Robust nonlinear control of regenerative fuel cell, supercapacitor, battery and wind based direct current microgrid

Abstract

Due to their simple structure and tremendous energy efficiency, direct current (DC) microgrids are becoming popular. The recent transition in power generation and consumption is based on the integration of renewable energy sources using DC microgrids. To facilitate this integration, a multi-source DC microgrid structure with five different sources including hybrid photoelectrochemical and photovoltaic (HPEV) cell, fuel cell, supercapacitor, battery and wind is presented in this paper. All the sources are linked to the DC bus via DC–DC power converters. Maximum power points for HPEV and wind have been obtained using artificial neural network.

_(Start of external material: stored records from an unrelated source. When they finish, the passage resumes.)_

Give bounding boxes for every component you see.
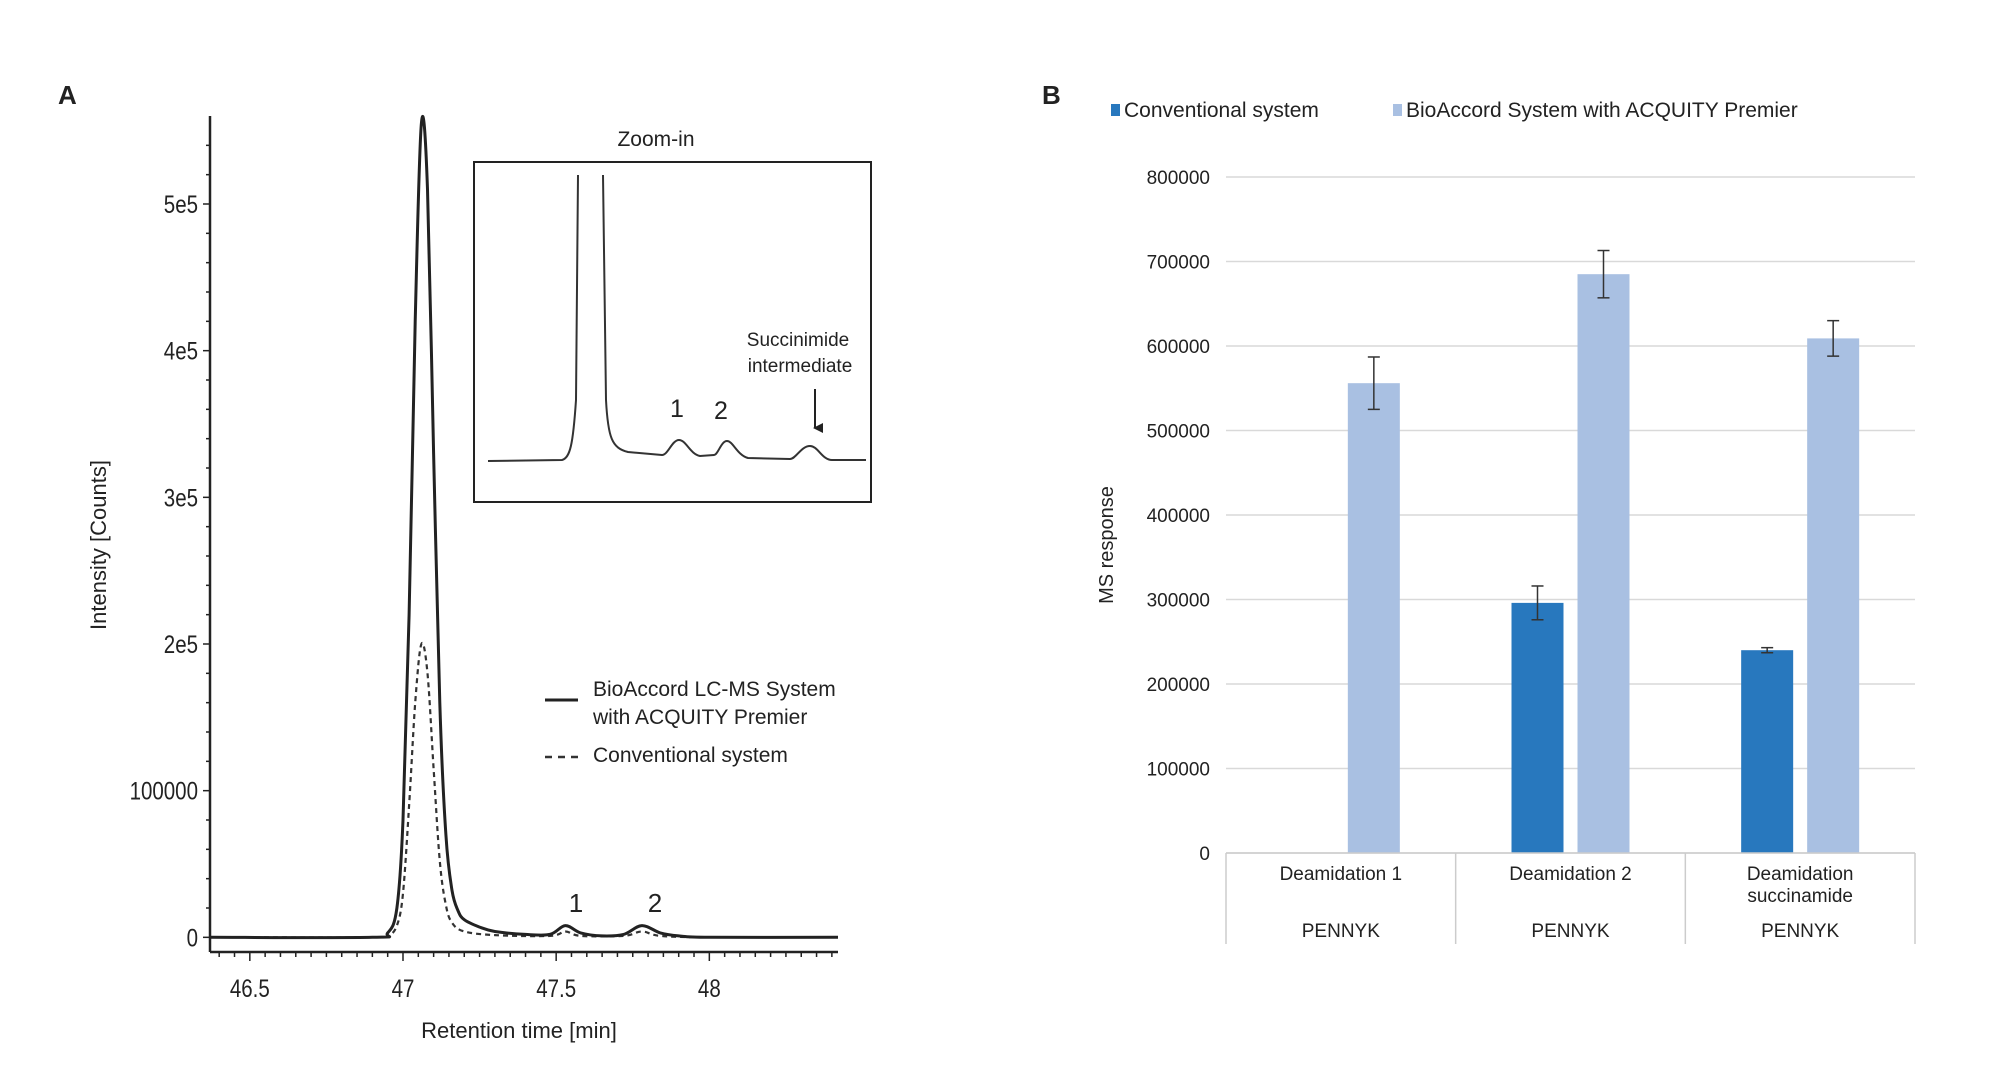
panel-a-y-axis-title: Intensity [Counts]	[86, 460, 111, 630]
y-tick-label: 800000	[1147, 168, 1210, 189]
legend-label-conventional: Conventional system	[593, 744, 788, 767]
inset-annotation-line2: intermediate	[748, 356, 853, 377]
series-line-bioaccord	[209, 115, 839, 940]
y-tick-label: 300000	[1147, 591, 1210, 612]
group-label: PENNYK	[1531, 921, 1609, 942]
panel-a-legend: BioAccord LC-MS System with ACQUITY Prem…	[545, 678, 836, 767]
x-tick-label: 47	[392, 974, 415, 1002]
y-tick-label: 400000	[1147, 506, 1210, 527]
panel-b-legend: Conventional system BioAccord System wit…	[1111, 99, 1798, 122]
panel-a: A 0 100000 2e5 3e5 4e5 5e5 46.5 47 47.5 48 1 2 R…	[58, 80, 872, 1043]
y-tick-label: 3e5	[164, 483, 198, 511]
inset-trace	[487, 174, 866, 462]
bar-bioaccord	[1347, 383, 1400, 853]
inset-frame	[473, 161, 872, 503]
panel-a-label: A	[58, 80, 77, 110]
y-tick-label: 5e5	[164, 190, 198, 218]
category-label: Deamidation	[1747, 864, 1854, 885]
legend-swatch-conventional	[1111, 104, 1120, 116]
y-tick-label: 2e5	[164, 630, 198, 658]
zoom-inset: Zoom-in 1 2 Succinimide intermediate	[473, 128, 872, 503]
legend-label-bioaccord-line2: with ACQUITY Premier	[592, 706, 807, 729]
y-tick-label: 700000	[1147, 253, 1210, 274]
panel-b-y-tick-labels: 0 100000 200000 300000 400000 500000 600000 700…	[1147, 168, 1210, 865]
y-tick-label: 600000	[1147, 337, 1210, 358]
x-tick-label: 48	[698, 974, 721, 1002]
x-tick-label: 46.5	[230, 974, 270, 1002]
bar-bioaccord	[1577, 274, 1630, 853]
legend-swatch-bioaccord	[1393, 104, 1402, 116]
y-tick-label: 0	[187, 923, 198, 951]
y-tick-label: 500000	[1147, 422, 1210, 443]
inset-peak-label-1: 1	[670, 395, 684, 423]
panel-b-category-labels: Deamidation 1 PENNYK Deamidation 2 PENNYK De…	[1280, 864, 1854, 942]
group-label: PENNYK	[1302, 921, 1380, 942]
category-label: Deamidation 2	[1509, 864, 1632, 885]
panel-b-bars	[1347, 274, 1860, 853]
inset-annotation-line1: Succinimide	[747, 330, 849, 351]
panel-a-y-tick-labels: 0 100000 2e5 3e5 4e5 5e5	[130, 190, 198, 952]
bar-conventional	[1741, 650, 1794, 853]
series-line-conventional	[209, 641, 839, 939]
x-tick-label: 47.5	[536, 974, 576, 1002]
y-tick-label: 4e5	[164, 337, 198, 365]
panel-b-y-axis-title: MS response	[1096, 486, 1118, 604]
panel-b: B Conventional system BioAccord System w…	[1042, 80, 1916, 944]
y-tick-label: 0	[1199, 844, 1210, 865]
bar-bioaccord	[1807, 338, 1860, 853]
peak-label-2: 2	[648, 888, 662, 918]
legend-label-conventional-b: Conventional system	[1124, 99, 1319, 122]
y-tick-label: 100000	[130, 777, 198, 805]
inset-title: Zoom-in	[617, 128, 694, 151]
group-label: PENNYK	[1761, 921, 1839, 942]
panel-a-plot: 0 100000 2e5 3e5 4e5 5e5 46.5 47 47.5 48 1 2 Ret…	[86, 115, 839, 1043]
legend-label-bioaccord-b: BioAccord System with ACQUITY Premier	[1406, 99, 1798, 122]
panel-b-category-axis	[1225, 852, 1916, 944]
panel-b-label: B	[1042, 80, 1061, 110]
panel-a-axis-ticks	[203, 144, 833, 961]
panel-b-error-bars	[1367, 249, 1840, 654]
panel-a-x-tick-labels: 46.5 47 47.5 48	[230, 974, 721, 1002]
legend-label-bioaccord-line1: BioAccord LC-MS System	[593, 678, 836, 701]
y-tick-label: 200000	[1147, 675, 1210, 696]
inset-peak-label-2: 2	[714, 397, 728, 425]
panel-a-x-axis-title: Retention time [min]	[421, 1018, 617, 1043]
peak-label-1: 1	[569, 888, 583, 918]
y-tick-label: 100000	[1147, 760, 1210, 781]
category-label: Deamidation 1	[1280, 864, 1403, 885]
bar-conventional	[1511, 602, 1564, 853]
category-label: succinamide	[1747, 886, 1853, 907]
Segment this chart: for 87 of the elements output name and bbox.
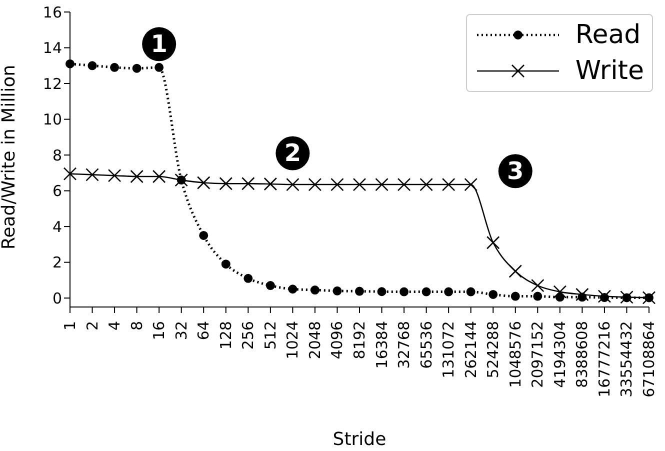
y-tick-label: 10 xyxy=(42,110,62,129)
annotation: 2 xyxy=(284,139,302,168)
point xyxy=(108,168,122,182)
point xyxy=(355,286,364,296)
point xyxy=(88,61,97,70)
x-tick-label: 16777216 xyxy=(595,321,614,398)
point xyxy=(576,288,589,302)
point xyxy=(488,290,498,299)
legend-label: Read xyxy=(575,20,641,50)
point xyxy=(244,274,253,283)
point xyxy=(510,292,520,301)
point xyxy=(444,287,454,296)
x-tick-label: 2 xyxy=(83,321,102,331)
y-tick-label: 8 xyxy=(52,146,62,164)
x-tick-label: 8388608 xyxy=(573,321,592,388)
point xyxy=(66,59,74,68)
x-tick-label: 131072 xyxy=(440,321,458,378)
point xyxy=(264,177,278,191)
y-tick-label: 4 xyxy=(52,218,62,236)
x-tick-label: 16384 xyxy=(372,321,391,369)
x-tick-label: 4 xyxy=(106,321,124,331)
point xyxy=(531,278,544,292)
x-tick-label: 524288 xyxy=(484,321,502,378)
point xyxy=(308,178,322,192)
point xyxy=(221,260,230,269)
point xyxy=(397,178,411,192)
x-tick-label: 1048576 xyxy=(506,321,524,388)
point xyxy=(132,64,142,73)
x-tick-label: 262144 xyxy=(462,321,480,378)
point xyxy=(310,286,320,295)
y-tick-label: 16 xyxy=(42,3,62,22)
point xyxy=(130,170,144,184)
x-tick-label: 4194304 xyxy=(550,321,569,388)
x-tick-label: 1 xyxy=(61,321,79,331)
point xyxy=(152,170,166,184)
x-tick-label: 33554432 xyxy=(618,321,636,398)
x-tick-label: 512 xyxy=(261,321,280,350)
point xyxy=(375,178,388,192)
point xyxy=(154,62,164,72)
x-tick-label: 8 xyxy=(128,321,146,331)
point xyxy=(553,285,567,298)
x-axis-title: Stride xyxy=(332,429,386,450)
point xyxy=(400,287,409,296)
annotation: 1 xyxy=(150,30,168,58)
point xyxy=(377,287,386,296)
y-tick-label: 14 xyxy=(42,39,62,58)
x-tick-label: 2097152 xyxy=(528,321,547,388)
point xyxy=(196,176,210,190)
x-tick-label: 256 xyxy=(239,321,258,350)
point xyxy=(508,264,522,278)
point xyxy=(242,176,255,190)
point xyxy=(332,286,342,296)
point xyxy=(266,281,275,290)
point xyxy=(422,287,431,296)
point xyxy=(219,176,233,190)
point xyxy=(464,178,478,192)
point xyxy=(533,292,542,301)
x-tick-label: 67108864 xyxy=(640,321,658,398)
x-tick-label: 64 xyxy=(194,321,213,340)
y-tick-label: 6 xyxy=(52,182,62,200)
point xyxy=(420,178,433,192)
x-tick-label: 32 xyxy=(172,321,190,340)
point xyxy=(442,178,456,192)
y-axis-title: Read/Write in Million xyxy=(0,64,20,250)
x-tick-label: 16 xyxy=(150,321,168,340)
point xyxy=(286,178,300,192)
x-tick-label: 128 xyxy=(216,321,235,350)
y-tick-label: 12 xyxy=(42,74,62,93)
x-tick-label: 65536 xyxy=(417,321,436,369)
x-tick-label: 8192 xyxy=(350,321,368,360)
point xyxy=(288,284,298,294)
y-tick-label: 0 xyxy=(52,289,62,308)
point xyxy=(63,167,77,180)
x-tick-label: 4096 xyxy=(328,321,346,360)
legend-label: Write xyxy=(575,56,644,86)
point xyxy=(486,236,500,250)
x-tick-label: 1024 xyxy=(284,321,302,360)
point xyxy=(352,178,366,192)
point xyxy=(330,178,344,192)
point xyxy=(86,168,99,182)
x-tick-label: 2048 xyxy=(306,321,324,360)
point xyxy=(199,230,208,240)
point xyxy=(110,62,120,72)
x-tick-label: 32768 xyxy=(395,321,414,369)
y-tick-label: 2 xyxy=(52,254,62,272)
point xyxy=(466,287,476,296)
annotation: 3 xyxy=(507,157,524,186)
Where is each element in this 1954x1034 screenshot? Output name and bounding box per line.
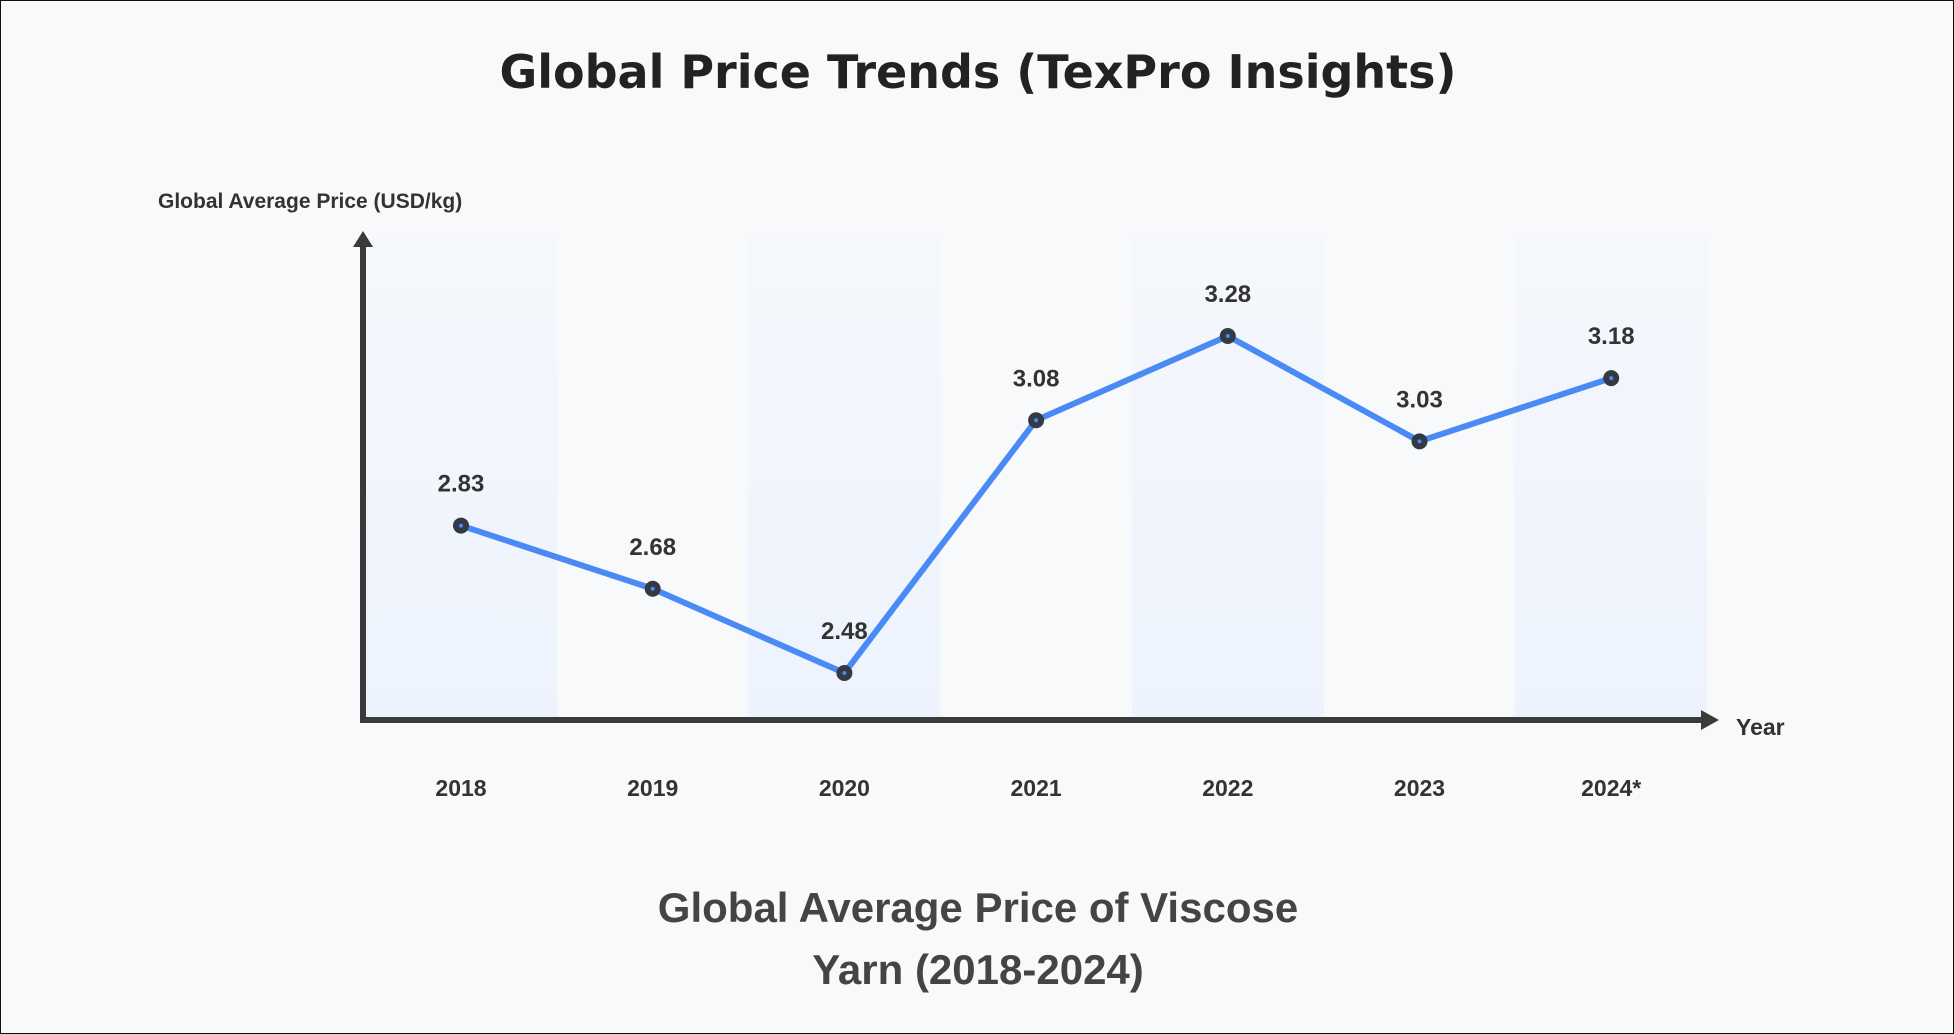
x-axis-label: Year [1736,714,1785,740]
x-tick-label: 2023 [1394,775,1445,801]
data-label: 3.08 [1013,365,1060,392]
x-tick-label: 2022 [1202,775,1253,801]
x-tick-label: 2020 [819,775,870,801]
band-2022 [1131,238,1324,720]
data-label: 3.18 [1588,323,1635,350]
data-point-center [1417,439,1422,444]
x-tick-label: 2018 [435,775,486,801]
x-axis-arrow-icon [1701,710,1719,730]
data-label: 2.83 [438,471,485,498]
x-tick-label: 2024* [1581,775,1641,801]
data-label: 2.48 [821,618,868,645]
data-point-center [650,586,655,591]
x-tick-label: 2019 [627,775,678,801]
y-axis-arrow-icon [353,231,373,247]
subtitle-line-2: Yarn (2018-2024) [812,946,1144,993]
data-label: 3.28 [1204,281,1251,308]
data-point-center [842,671,847,675]
subtitle-line-1: Global Average Price of Viscose [657,884,1299,931]
chart-subtitle: Global Average Price of Viscose Yarn (20… [1,877,1953,1001]
y-axis-label: Global Average Price (USD/kg) [158,190,462,213]
data-point-center [459,523,463,528]
data-point-center [1609,376,1614,381]
band-2024* [1515,238,1708,720]
data-point-center [1034,418,1039,423]
data-point-center [1225,334,1230,338]
data-label: 3.03 [1396,386,1443,413]
band-2018 [365,238,557,720]
data-label: 2.68 [629,534,676,561]
chart-title: Global Price Trends (TexPro Insights) [499,45,1457,99]
x-tick-label: 2021 [1011,775,1062,801]
band-2020 [748,238,941,720]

Nonlinear sliding mode controller, integral sliding mode controller, double integral sliding mode controller and super-twisting sliding mode controller have been presented for the output voltage regulation of the power sources. Global asymptotic stability of the framework has been verified using Lyapunov stability analysis. For load-generation balance, energy management system based on fuzzy logic has been devised. The proposed nonlinear controllers have been simulated and compared using MATLAB/Simulink®. Real-time hardware in the loop (HIL) experiment has been performed on the C2000 Delfino Microcontroller F28379D Launchpad for the validation of the proposed nonlinear controllers framework and compared with simulation results to validate the performance of the designed system.